Pope says conflicts may amount to 'third war'

Head of Catholic Church talks of a 'piecemeal' Third World War as he pays a visit to Italy's largest war memorial.

    The pope prayed at a cemetery for some 15,000 soldiers from five nations of the Austro-Hungarian empire [AP]
    The pope prayed at a cemetery for some 15,000 soldiers from five nations of the Austro-Hungarian empire [AP]

    Pope Francis has said the spate of conflicts around the globe today were effectively a "piecemeal" Third World War, condemning the arms trade and "plotters of terrorism" sowing death and destruction.

    "Humanity needs to weep and this is the time to weep," Francis said in the homily of a Mass during a visit to Italy's largest war memorial, a large, Fascist-era monument where more than 100,000 soldiers who died in World War I are buried.

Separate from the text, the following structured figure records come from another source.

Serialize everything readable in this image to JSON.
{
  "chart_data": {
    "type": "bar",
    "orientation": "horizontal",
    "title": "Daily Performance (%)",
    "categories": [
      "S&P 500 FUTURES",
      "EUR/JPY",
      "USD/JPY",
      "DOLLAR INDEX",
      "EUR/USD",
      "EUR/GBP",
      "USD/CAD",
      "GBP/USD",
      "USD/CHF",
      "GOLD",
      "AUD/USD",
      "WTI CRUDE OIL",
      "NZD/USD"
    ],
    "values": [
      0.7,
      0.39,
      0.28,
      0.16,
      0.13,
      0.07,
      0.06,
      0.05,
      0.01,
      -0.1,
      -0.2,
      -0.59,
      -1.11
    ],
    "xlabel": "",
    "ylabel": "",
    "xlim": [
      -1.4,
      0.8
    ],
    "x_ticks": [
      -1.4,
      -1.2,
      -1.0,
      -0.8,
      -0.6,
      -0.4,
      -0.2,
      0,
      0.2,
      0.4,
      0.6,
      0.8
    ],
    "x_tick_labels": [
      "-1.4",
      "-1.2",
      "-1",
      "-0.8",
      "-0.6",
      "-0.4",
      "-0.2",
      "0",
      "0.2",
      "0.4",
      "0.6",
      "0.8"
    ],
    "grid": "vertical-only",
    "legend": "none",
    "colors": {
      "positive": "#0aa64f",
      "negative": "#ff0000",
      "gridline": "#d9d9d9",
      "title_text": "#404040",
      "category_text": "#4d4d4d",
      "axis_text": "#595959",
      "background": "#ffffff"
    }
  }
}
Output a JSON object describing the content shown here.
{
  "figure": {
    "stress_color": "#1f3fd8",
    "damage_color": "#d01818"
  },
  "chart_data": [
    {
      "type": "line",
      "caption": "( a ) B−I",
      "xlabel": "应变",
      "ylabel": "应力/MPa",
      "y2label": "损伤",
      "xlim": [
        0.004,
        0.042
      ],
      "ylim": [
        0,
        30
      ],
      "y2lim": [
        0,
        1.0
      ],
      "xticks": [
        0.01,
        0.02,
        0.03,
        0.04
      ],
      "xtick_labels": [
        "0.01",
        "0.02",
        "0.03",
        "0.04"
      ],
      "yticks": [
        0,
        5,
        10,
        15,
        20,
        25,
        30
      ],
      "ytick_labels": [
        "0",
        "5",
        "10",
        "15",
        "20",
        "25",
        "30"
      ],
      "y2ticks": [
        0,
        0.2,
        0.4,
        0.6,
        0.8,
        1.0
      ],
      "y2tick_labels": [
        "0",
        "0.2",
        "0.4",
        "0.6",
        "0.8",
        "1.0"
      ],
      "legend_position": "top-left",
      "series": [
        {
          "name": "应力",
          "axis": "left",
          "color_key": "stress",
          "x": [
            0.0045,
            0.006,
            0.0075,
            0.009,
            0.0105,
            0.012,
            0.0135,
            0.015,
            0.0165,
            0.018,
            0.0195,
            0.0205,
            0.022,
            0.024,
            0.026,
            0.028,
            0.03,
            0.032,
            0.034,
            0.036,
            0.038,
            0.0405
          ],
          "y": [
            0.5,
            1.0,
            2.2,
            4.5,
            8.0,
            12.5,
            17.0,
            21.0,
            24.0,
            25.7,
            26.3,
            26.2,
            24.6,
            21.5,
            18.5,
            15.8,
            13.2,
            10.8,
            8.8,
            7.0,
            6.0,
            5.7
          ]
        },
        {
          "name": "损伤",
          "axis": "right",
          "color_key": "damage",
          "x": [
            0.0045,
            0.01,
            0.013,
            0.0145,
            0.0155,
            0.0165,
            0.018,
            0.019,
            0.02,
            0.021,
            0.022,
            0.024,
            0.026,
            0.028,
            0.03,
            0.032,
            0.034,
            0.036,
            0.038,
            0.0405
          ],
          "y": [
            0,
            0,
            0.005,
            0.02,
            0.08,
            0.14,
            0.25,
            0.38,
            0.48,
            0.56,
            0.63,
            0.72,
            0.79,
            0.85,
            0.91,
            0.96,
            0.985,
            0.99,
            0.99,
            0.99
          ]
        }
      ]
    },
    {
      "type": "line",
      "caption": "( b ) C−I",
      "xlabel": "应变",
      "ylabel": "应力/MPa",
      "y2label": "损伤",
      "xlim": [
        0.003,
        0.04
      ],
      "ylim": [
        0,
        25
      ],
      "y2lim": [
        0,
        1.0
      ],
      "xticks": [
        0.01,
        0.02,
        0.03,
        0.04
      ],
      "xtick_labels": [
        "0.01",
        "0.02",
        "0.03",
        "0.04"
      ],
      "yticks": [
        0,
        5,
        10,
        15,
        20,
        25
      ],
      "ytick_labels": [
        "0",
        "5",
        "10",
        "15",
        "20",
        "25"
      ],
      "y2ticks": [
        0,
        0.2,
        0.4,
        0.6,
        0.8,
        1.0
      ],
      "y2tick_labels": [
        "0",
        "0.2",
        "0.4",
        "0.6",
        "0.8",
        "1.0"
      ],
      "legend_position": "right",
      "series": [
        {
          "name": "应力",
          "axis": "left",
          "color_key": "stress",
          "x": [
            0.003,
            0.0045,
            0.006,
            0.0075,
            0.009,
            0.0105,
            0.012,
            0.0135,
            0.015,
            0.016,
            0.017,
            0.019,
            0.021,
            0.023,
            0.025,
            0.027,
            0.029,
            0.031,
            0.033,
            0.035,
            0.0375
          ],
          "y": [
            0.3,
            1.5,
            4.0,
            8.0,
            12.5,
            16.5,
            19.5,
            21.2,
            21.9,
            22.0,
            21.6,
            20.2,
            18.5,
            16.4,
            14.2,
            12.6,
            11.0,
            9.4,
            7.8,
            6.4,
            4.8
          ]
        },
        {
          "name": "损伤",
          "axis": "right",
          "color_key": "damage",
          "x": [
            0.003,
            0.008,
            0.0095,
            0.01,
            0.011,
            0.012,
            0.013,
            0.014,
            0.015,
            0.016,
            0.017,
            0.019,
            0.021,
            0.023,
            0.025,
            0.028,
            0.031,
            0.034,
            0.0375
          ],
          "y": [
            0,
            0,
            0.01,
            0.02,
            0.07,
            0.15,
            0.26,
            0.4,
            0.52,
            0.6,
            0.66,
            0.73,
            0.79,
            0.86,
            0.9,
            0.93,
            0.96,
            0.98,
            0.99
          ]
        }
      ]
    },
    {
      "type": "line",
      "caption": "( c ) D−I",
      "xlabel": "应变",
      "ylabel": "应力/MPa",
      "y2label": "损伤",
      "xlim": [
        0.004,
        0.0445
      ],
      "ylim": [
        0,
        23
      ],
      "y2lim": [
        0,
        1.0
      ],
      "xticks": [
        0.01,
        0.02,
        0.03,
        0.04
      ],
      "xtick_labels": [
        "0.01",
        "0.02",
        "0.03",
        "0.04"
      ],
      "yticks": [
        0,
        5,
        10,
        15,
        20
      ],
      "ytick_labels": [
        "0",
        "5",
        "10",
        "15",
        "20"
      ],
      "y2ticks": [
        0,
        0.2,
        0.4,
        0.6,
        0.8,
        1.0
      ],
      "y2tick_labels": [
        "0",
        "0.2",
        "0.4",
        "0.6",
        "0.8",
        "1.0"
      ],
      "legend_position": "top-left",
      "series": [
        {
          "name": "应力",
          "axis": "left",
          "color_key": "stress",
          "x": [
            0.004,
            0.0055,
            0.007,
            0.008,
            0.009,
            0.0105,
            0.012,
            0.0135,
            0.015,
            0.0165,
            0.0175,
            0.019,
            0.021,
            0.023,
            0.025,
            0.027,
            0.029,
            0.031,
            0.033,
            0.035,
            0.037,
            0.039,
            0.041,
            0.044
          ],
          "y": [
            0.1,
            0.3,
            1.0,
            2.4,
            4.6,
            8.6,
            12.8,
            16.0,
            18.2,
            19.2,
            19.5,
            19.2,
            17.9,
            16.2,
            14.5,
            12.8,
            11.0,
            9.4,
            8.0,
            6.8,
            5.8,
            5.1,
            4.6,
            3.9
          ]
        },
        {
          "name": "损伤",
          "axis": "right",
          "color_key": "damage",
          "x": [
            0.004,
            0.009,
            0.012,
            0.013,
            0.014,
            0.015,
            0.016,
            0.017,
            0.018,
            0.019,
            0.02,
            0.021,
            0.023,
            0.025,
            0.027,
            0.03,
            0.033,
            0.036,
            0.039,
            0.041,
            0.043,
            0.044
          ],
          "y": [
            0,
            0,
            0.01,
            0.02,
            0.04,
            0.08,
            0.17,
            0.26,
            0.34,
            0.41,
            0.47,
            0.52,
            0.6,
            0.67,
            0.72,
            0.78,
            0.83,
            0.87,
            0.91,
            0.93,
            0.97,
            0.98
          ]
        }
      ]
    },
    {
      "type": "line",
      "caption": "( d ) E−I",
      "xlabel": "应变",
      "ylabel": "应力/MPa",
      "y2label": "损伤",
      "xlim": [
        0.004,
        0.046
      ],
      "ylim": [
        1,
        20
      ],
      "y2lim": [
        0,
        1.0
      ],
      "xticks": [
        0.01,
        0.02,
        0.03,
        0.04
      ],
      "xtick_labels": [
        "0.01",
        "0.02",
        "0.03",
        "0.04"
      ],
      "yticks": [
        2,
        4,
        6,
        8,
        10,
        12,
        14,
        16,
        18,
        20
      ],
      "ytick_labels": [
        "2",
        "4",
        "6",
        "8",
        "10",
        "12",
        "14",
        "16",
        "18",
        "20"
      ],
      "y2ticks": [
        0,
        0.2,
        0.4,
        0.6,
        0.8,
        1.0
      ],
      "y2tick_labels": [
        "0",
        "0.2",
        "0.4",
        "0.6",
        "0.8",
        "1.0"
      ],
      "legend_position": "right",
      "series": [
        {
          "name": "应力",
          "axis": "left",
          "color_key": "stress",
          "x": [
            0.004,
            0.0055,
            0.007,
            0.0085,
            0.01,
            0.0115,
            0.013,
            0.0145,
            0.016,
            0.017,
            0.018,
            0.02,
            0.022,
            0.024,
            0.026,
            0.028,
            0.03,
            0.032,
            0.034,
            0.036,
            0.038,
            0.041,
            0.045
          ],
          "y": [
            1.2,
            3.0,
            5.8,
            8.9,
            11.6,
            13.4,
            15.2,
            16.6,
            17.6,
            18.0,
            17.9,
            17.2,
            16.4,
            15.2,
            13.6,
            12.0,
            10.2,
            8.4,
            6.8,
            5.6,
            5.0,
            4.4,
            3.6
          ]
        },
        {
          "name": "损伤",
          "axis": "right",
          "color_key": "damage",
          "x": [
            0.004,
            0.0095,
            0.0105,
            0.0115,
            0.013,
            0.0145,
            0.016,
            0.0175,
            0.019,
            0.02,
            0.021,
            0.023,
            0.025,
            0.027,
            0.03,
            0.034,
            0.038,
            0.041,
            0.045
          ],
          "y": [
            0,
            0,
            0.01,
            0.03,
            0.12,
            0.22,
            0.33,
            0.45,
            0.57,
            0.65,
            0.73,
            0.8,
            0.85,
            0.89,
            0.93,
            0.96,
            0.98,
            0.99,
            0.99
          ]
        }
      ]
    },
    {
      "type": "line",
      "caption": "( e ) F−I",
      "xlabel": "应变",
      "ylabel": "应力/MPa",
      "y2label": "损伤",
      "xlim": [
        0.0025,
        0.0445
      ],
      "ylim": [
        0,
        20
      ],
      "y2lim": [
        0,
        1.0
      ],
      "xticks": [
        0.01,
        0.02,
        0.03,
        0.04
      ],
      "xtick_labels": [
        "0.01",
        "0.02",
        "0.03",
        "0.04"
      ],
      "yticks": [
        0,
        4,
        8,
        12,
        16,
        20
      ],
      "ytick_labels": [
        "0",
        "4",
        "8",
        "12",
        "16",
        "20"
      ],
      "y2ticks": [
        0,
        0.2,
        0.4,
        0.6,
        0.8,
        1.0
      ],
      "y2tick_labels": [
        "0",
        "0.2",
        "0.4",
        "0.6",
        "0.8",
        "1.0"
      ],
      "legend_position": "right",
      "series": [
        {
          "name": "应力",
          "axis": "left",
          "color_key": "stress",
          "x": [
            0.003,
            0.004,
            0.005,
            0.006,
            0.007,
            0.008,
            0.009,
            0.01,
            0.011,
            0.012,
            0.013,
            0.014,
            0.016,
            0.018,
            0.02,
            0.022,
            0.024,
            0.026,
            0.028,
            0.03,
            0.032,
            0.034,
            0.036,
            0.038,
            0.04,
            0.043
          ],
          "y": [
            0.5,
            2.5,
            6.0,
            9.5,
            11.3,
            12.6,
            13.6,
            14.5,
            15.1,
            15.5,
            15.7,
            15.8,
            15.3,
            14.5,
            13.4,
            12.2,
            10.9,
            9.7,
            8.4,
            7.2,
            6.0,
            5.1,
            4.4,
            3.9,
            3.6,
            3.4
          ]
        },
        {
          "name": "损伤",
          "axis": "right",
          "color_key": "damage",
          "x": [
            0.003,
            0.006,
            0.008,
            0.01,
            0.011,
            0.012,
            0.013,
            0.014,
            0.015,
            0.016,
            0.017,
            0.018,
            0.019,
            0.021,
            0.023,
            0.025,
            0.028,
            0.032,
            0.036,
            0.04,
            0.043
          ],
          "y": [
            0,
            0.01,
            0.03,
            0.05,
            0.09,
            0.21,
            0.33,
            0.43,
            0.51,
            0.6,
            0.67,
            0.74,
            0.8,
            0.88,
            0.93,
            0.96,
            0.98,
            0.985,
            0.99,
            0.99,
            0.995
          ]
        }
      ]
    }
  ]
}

    Even today, after the second failure of another world war, perhaps one can speak of a third war, one fought piecemeal, with crimes, massacres, destruction.

    - Pope Francis

    The pope began his brief visit to northern Italy on Saturday by first praying in a nearby, separate cemetery for about 15,000 soldiers from five nations of the Austro-Hungarian empire which were on the losing side of the Great War that broke out 100 years ago.

    "War is madness," he said in his homily before the massive, sloping granite memorial, made of 22 steps on the side of a hill with three crosses at the top.

    "Even today, after the second failure of another world war, perhaps one can speak of a third war, one fought piecemeal, with crimes, massacres, destruction," he said.

    In the past few months, Francis has made repeated appeals for an end to conflicts in Ukraine, Iraq, Syria, Gaza and parts of Africa.

    "War is irrational; its only plan is to bring destruction: It seeks to grow by destroying," he said. "Greed, intolerance, the lust for power. These motives underlie the decision to go to war and they are too often justified by an ideology ...," he said.

    Last month the pope, who has often condemned the concept of war in God's name, said it would be legitimate for the international community to use force to stop "unjust aggression" by Islamic State militants who have killed or displaced thousands of people in Iraq and Syria, many of them Christians.

    In his homily, read at a sombre service to thousands of people braving the rain and which included the hauntingly funereal sound of a solitary bugle, Francis condemned "plotters of terrorism" but did not elaborate.